Posts by Uristqwerty

    Doesn't help that placing cable with a deployer seems to NPE...
    (at xd.a(
    at ic2.common.ItemCable.a(
    at eloraam.machine.TileDeployBase.tryUseItemStack(

    So, moving the massfab is out, using cables won't work either... Leaving the only reasonable strategy to create a new massfab, stock up on UUM, remove the old massfab, then place as many panels as possible, using a line of MFSU to transfer power, then once the UUM runs out, place the (already created) new massfab and start over? Expensive...

    So, each ore can become 8 near-depleted cells. Each of those, once processed and used, has a 25% chance to become a near-depleted cell. Of those 25%, 1/4 will become a near-depleted cell when used, again. It continues on like this, for a total of 100% + 25% + 6.25% + 1.5625% + 0.390625% (and so on, though I won't bother with them). With just those 5 cycles, you get a total of 1.33203125%, and this continues to approach 1 + 1/3 the longer it goes.

    So, each uranium ore can potentially provide 8 + (8/3) = 10 + 2/3 cells, with processing.

    Now, assuming that one uranium cell can recharge 4 near-depleted cells, it would take (10 + 2/3)/4, or 32/12, or 8/3, or 2 + 2/3 uranium cells to recharge the full output of a single uranium ore into 10 + 2/3 uranium cells. Now, if you were to use 2 + 2/3 of those in order to recharge the next ore's cells, that leaves exactly eight uranium cells that can be used elsewhere.

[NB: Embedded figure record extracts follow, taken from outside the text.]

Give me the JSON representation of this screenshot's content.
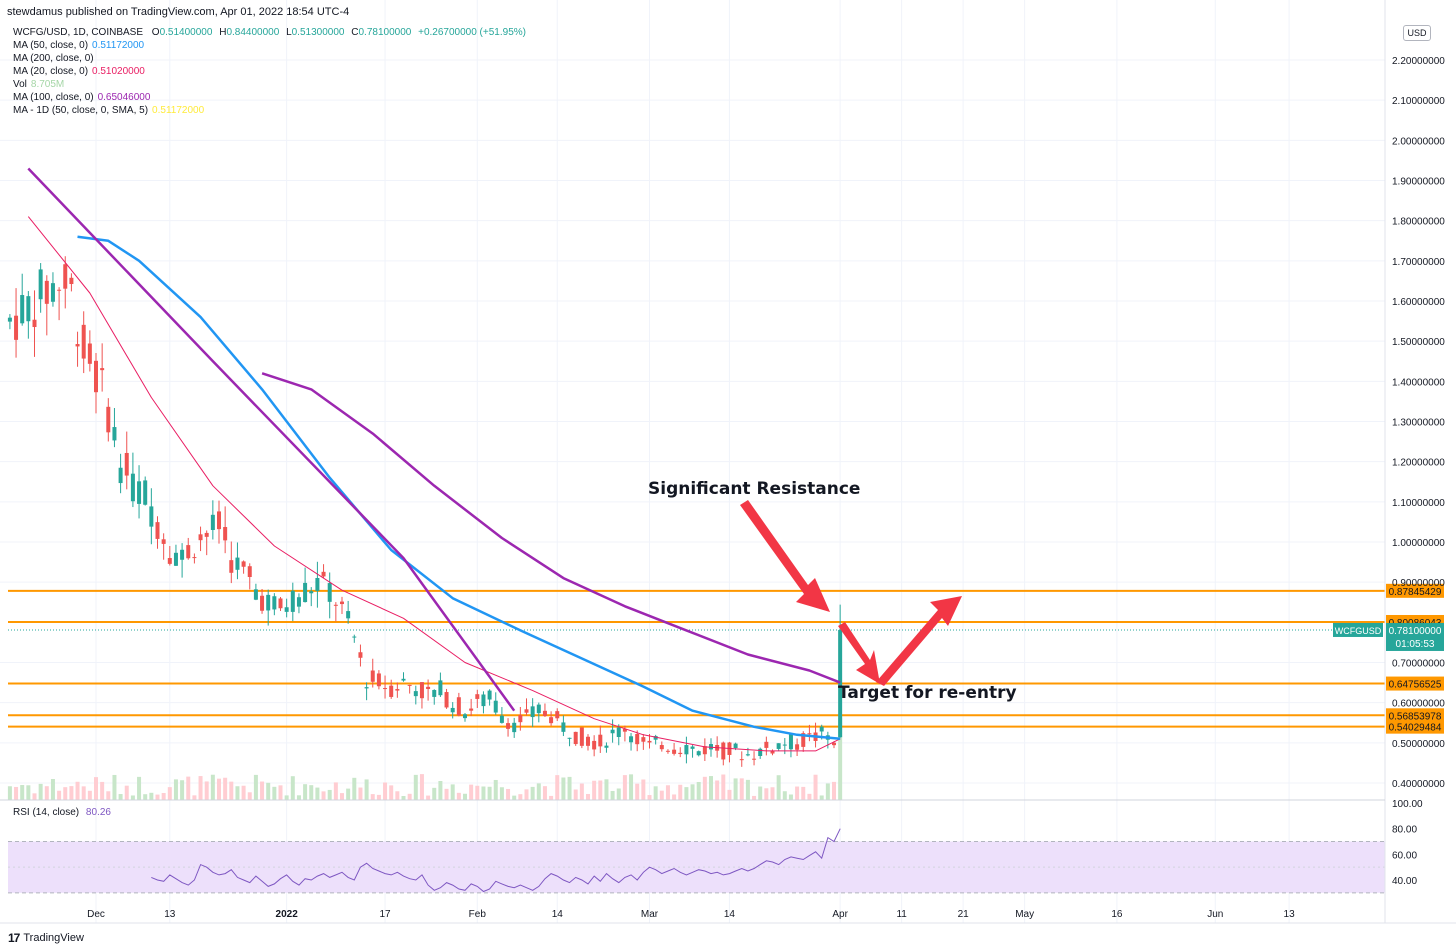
{
  "header": {
    "published": "stewdamus published on TradingView.com, Apr 01, 2022 18:54 UTC-4"
  },
  "legend": {
    "symbol_line": {
      "symbol": "WCFG/USD, 1D, COINBASE",
      "o_label": "O",
      "o": "0.51400000",
      "h_label": "H",
      "h": "0.84400000",
      "l_label": "L",
      "l": "0.51300000",
      "c_label": "C",
      "c": "0.78100000",
      "change": "+0.26700000 (+51.95%)"
    },
    "indicators": [
      {
        "label": "MA (50, close, 0)",
        "value": "0.51172000",
        "color": "#2196f3"
      },
      {
        "label": "MA (200, close, 0)",
        "value": "",
        "color": "#131722"
      },
      {
        "label": "MA (20, close, 0)",
        "value": "0.51020000",
        "color": "#e91e63"
      },
      {
        "label": "Vol",
        "value": "8.705M",
        "color": "#a5d6a7"
      },
      {
        "label": "MA (100, close, 0)",
        "value": "0.65046000",
        "color": "#9c27b0"
      },
      {
        "label": "MA - 1D (50, close, 0, SMA, 5)",
        "value": "0.51172000",
        "color": "#ffeb3b"
      }
    ]
  },
  "currency": "USD",
  "price_axis_labels": [
    "2.20000000",
    "2.10000000",
    "2.00000000",
    "1.90000000",
    "1.80000000",
    "1.70000000",
    "1.60000000",
    "1.50000000",
    "1.40000000",
    "1.30000000",
    "1.20000000",
    "1.10000000",
    "1.00000000",
    "0.90000000",
    "0.70000000",
    "0.60000000",
    "0.50000000",
    "0.40000000"
  ],
  "rsi_axis_labels": [
    "100.00",
    "80.00",
    "60.00",
    "40.00"
  ],
  "time_axis_labels": [
    "Dec",
    "13",
    "2022",
    "17",
    "Feb",
    "14",
    "Mar",
    "14",
    "Apr",
    "11",
    "21",
    "May",
    "16",
    "Jun",
    "13"
  ],
  "levels": [
    {
      "price": 0.87845429,
      "label": "0.87845429"
    },
    {
      "price": 0.80086043,
      "label": "0.80086043"
    },
    {
      "price": 0.64756525,
      "label": "0.64756525"
    },
    {
      "price": 0.56853978,
      "label": "0.56853978"
    },
    {
      "price": 0.54029484,
      "label": "0.54029484"
    }
  ],
  "last_price": {
    "ticker": "WCFGUSD",
    "value": "0.78100000",
    "countdown": "01:05:53"
  },
  "annotations": {
    "resistance": "Significant Resistance",
    "reentry": "Target for re-entry"
  },
  "rsi": {
    "title": "RSI (14, close)",
    "value": "80.26"
  },
  "footer": {
    "brand": "TradingView"
  },
  "colors": {
    "up": "#26a69a",
    "down": "#ef5350",
    "level": "#ff9800",
    "ma50": "#2196f3",
    "ma100": "#9c27b0",
    "ma20": "#e91e63",
    "arrow": "#f23645",
    "rsi_line": "#7e57c2",
    "rsi_band": "#ede0fb"
  },
  "chart_data": {
    "type": "candlestick",
    "price_range": [
      0.35,
      2.25
    ],
    "rsi_range": [
      30,
      100
    ],
    "ma100": {
      "x": [
        "Dec 28",
        "Jan 5",
        "Jan 15",
        "Jan 25",
        "Feb 5",
        "Feb 15",
        "Feb 25",
        "Mar 7",
        "Mar 17",
        "Mar 27",
        "Apr 1"
      ],
      "y": [
        1.42,
        1.38,
        1.27,
        1.14,
        1.01,
        0.91,
        0.84,
        0.78,
        0.72,
        0.68,
        0.65
      ]
    },
    "ma50": {
      "x": [
        "Nov 28",
        "Dec 3",
        "Dec 8",
        "Dec 18",
        "Dec 28",
        "Jan 8",
        "Jan 18",
        "Jan 28",
        "Feb 8",
        "Feb 18",
        "Feb 28",
        "Mar 8",
        "Mar 18",
        "Mar 25",
        "Apr 1"
      ],
      "y": [
        1.76,
        1.75,
        1.7,
        1.56,
        1.38,
        1.16,
        0.98,
        0.86,
        0.78,
        0.71,
        0.64,
        0.58,
        0.54,
        0.52,
        0.51
      ]
    },
    "ma20": {
      "x": [
        "Nov 20",
        "Nov 30",
        "Dec 10",
        "Dec 20",
        "Dec 30",
        "Jan 10",
        "Jan 20",
        "Jan 30",
        "Feb 10",
        "Feb 20",
        "Feb 28",
        "Mar 10",
        "Mar 20",
        "Mar 28",
        "Apr 1"
      ],
      "y": [
        1.81,
        1.62,
        1.36,
        1.14,
        0.99,
        0.88,
        0.81,
        0.7,
        0.63,
        0.56,
        0.52,
        0.49,
        0.48,
        0.48,
        0.51
      ]
    },
    "ma200": {
      "x": [
        "Nov 20",
        "Dec 20",
        "Jan 20",
        "Feb 7"
      ],
      "y": [
        1.93,
        1.45,
        0.96,
        0.58
      ]
    },
    "rsi_values": [
      42,
      40,
      39,
      44,
      41,
      38,
      36,
      40,
      52,
      50,
      46,
      44,
      45,
      48,
      42,
      40,
      38,
      43,
      39,
      35,
      37,
      41,
      44,
      39,
      36,
      41,
      40,
      43,
      45,
      42,
      44,
      46,
      42,
      40,
      50,
      53,
      49,
      47,
      45,
      44,
      46,
      43,
      41,
      40,
      44,
      36,
      32,
      34,
      38,
      36,
      33,
      32,
      37,
      35,
      31,
      33,
      39,
      37,
      35,
      34,
      36,
      34,
      32,
      35,
      41,
      45,
      43,
      40,
      38,
      42,
      40,
      37,
      43,
      39,
      45,
      41,
      38,
      42,
      44,
      40,
      46,
      50,
      48,
      45,
      47,
      49,
      46,
      44,
      46,
      48,
      47,
      45,
      46,
      44,
      45,
      47,
      49,
      47,
      49,
      52,
      55,
      54,
      52,
      56,
      58,
      57,
      56,
      59,
      62,
      57,
      73,
      70,
      80
    ]
  }
}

    So, as long as you aren't stupid, and use recharged cells to recharge later near-depleted cells (rather than making a fresh uranium cell each time), each uranium ore you gather can produce a full 8 cells to be used in whatever non-breeder you choose. As mentioned by people previously, that could be as high as 4.44, giving 35.52 for each uranium ore you mine.

    Oh, and that's *completely* ignoring the energy produced by the breeder reactor.

    If you use a 9k temperature breeder (if I understand correctly halving the recharge time, so a single uranium cell can charge two sets of four near-depleted cells), you get an extra 1 + 1/3 cells output, since you only need half as many.

    So, with the extra output, and then assuming that each uranium cell in the breeder gets at least an efficiency of 1, you get ((9 + 1/3) * 4.44) + ((1 + 1/3) * 1) = 41.44 + 1.3333... = 42.7733 per ore of input.

    Now, the very first time you run the breeder, you'll need to supply a uranium cell to bootstrap the whole process, but since you can use the output of that very first cycle to provide the next uranium cells for later cycles, all other uranium you use can have that nice 8x multiplier.